We live in an institute where the administration installs jammers in auditoriums because it doesn’t entrust us with the decency to turn off our cell phones and respect the speaker. Perhaps it’s because we’re simply unaware of the consequences of what we’re doing, certainly most of these problems relate to most Indians and the Indian ethos as a whole rather than IIT Bombay specifically.

But shouldn’t we, with all our celebrated ‘cream-of-the-country’ness, compel the correction?

But shouldn’t we, with all our celebrated ‘cream-of-the-country’ness, compel the correction?

But, what’s the point of all of this? 
It’s interesting to note that there’s something very important to individuals at stake here: the future. It’s not true that we’ll all mass-recalibrate immediately after college. The little die-hard aspect of bad habits must be heeded, because these habits might have already marred how people perceive us, the college and the country as a whole before we grasp that the outside world isn’t half as forgiving. The same belief that lets us proudly note in our foreign-intern-hungry (spam) mails that we are pursuing such-and-such degree in The premier institute of India, conversely bestows us with the responsibility of representing our country internationally.

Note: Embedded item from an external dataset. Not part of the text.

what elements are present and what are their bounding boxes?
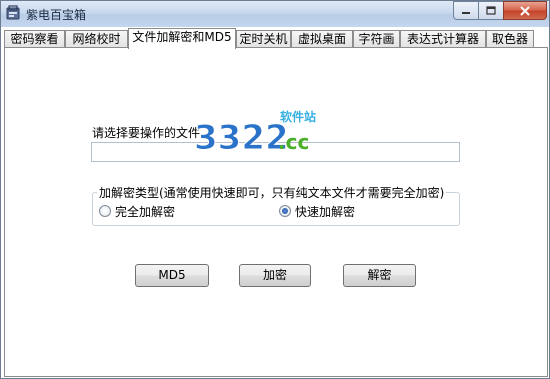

Rights and duties, ladies and gentlemen.

Rights and duties, ladies and gentlemen.

We, the writers, don’t have all the answers. We might even be failing miserably at expressing the ‘not-stress-enough that this is not an elitist rant’ sentiment. This article wasn’t intended to be about preaching and pointing, but rather acknowledging and addressing. Ideally it should be imbibed and internalized, not inanely imposed. Don’t you think life can be much easier in IIT if someone isn’t trying to buy a samosa over your head (extra chutney dena bhaiya)?